Root CA deployment requirements

  • macOS endpoint running Catalina (10.15.x) or earlier; the evaluation gate skips Big Sur and later, where Apple requires a Profiles payload for full SSL trust

  • Root or sudo privileges for the Automox agent to write to /Library/Keychains/System.keychain (the default agent context already meets this)

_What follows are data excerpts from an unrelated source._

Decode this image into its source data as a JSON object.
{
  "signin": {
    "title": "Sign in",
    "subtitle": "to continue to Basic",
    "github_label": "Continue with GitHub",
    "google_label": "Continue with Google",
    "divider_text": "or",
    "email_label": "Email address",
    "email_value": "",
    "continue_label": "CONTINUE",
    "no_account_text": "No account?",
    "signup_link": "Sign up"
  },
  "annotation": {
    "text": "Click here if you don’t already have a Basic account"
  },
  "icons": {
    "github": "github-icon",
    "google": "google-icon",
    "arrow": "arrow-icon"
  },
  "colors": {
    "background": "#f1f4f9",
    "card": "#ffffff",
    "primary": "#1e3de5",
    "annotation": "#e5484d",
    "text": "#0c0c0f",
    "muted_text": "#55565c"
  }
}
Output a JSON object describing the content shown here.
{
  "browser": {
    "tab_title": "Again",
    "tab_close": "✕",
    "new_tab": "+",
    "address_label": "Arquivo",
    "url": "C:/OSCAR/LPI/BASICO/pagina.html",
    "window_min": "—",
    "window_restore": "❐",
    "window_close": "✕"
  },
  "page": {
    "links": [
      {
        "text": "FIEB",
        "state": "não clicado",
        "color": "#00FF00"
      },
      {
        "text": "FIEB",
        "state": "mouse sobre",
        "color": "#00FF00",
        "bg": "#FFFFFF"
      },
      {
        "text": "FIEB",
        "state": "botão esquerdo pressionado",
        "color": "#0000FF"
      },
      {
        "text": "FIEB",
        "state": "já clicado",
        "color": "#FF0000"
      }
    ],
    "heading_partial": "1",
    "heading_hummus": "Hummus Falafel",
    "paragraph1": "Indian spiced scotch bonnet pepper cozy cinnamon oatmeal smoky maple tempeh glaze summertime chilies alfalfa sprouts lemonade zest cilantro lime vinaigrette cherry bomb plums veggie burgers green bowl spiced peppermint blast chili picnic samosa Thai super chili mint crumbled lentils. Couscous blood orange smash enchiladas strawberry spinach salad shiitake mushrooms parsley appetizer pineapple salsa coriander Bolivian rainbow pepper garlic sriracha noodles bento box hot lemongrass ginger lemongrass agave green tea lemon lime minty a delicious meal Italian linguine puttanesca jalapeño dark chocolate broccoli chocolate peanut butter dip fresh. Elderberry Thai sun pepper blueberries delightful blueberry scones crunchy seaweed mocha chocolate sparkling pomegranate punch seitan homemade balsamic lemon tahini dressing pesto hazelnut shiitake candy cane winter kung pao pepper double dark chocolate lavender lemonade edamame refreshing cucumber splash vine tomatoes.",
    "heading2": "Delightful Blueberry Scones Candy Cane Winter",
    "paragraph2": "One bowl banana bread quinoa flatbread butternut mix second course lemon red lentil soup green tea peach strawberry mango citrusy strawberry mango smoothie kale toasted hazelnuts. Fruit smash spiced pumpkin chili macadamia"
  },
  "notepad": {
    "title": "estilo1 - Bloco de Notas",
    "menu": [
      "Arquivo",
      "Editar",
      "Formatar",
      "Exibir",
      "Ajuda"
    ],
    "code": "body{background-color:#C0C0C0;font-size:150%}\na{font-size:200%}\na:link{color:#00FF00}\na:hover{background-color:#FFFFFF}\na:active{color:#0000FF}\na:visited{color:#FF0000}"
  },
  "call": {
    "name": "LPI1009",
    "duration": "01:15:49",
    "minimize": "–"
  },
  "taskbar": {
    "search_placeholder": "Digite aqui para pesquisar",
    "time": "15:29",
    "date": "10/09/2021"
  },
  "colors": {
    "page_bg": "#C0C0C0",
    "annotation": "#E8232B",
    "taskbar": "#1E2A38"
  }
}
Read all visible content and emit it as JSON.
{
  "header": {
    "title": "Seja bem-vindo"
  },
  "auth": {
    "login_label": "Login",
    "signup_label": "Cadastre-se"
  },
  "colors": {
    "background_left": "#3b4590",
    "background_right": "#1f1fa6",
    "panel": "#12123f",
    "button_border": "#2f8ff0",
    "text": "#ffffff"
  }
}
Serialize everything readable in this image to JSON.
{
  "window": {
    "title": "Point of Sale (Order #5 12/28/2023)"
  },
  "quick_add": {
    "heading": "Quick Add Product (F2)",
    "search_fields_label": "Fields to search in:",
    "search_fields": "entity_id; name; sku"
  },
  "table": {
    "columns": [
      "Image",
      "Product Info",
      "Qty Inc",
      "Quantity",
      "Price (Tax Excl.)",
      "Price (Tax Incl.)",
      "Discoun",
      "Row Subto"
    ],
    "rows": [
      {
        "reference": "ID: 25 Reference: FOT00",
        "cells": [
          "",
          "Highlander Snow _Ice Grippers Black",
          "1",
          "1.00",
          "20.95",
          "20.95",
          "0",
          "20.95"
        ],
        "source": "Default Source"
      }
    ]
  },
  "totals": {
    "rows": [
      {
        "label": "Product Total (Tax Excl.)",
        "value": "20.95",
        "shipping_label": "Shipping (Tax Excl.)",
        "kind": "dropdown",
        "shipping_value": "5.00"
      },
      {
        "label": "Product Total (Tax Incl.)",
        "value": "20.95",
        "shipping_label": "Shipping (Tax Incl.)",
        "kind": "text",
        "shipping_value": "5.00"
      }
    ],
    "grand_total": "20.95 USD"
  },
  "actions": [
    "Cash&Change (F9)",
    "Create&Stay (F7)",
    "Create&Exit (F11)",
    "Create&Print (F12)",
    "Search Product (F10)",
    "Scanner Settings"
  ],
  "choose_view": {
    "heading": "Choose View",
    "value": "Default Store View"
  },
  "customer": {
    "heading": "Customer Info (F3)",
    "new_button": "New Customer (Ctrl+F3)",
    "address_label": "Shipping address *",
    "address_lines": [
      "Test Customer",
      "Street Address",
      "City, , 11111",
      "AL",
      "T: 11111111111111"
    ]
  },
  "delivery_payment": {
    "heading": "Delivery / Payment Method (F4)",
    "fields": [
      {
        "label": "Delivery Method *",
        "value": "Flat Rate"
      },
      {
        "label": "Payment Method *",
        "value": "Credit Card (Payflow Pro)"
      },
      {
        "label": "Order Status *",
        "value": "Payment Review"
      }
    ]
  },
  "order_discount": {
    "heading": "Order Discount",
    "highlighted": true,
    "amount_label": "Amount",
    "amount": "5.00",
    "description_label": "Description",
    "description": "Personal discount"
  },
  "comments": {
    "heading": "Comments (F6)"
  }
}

  • Certificate content pasted into the rootCert script variable before deployment; the script writes this value directly to disk using a heredoc

  • Friendly identifier set in the certName script variable; this string is used as both the staging filename under /var/tmp/ and passed to the security command

  • Write access to /var/tmp/ on the endpoint; the script cleans up after itself but requires the directory to exist with default permissions

  • For an internal CA, embed the public root certificate only; never paste a private key or intermediate signing key into the rootCert variable

Expected trust state after deployment

After a clean remediation, the certificate is present in /Library/Keychains/System.keychain with a trust setting of Always Trust for SSL and X.509 Basic policies. Confirm by running security find-certificate -c <certName> -p /Library/Keychains/System.keychain, which prints the PEM block when the cert is registered, or security dump-trust-settings -d, which lists the System trust overrides. End-user-facing checks include opening an internal HTTPS resource in Safari (no warning page) and running curl -v https://<internal-host>/ (no certificate errors). Subsequent Automox policy runs evaluate the endpoint as Catalina or earlier and run the remediation script again; the keychain import is idempotent for the same certificate.

The certificate persists across reboots, user logins, and OS minor-version upgrades, and remains in the keychain until an administrator removes it with security delete-certificate -c <certName> /Library/Keychains/System.keychain or the endpoint is reimaged. Once an endpoint upgrades to Big Sur or later, the evaluation script exits 0 and the Worklet stops running the remediation, leaving the previously imported certificate in place. For audit evidence, export the trust state with security dump-trust-settings -d and review the output, which names every root registered as Always Trust.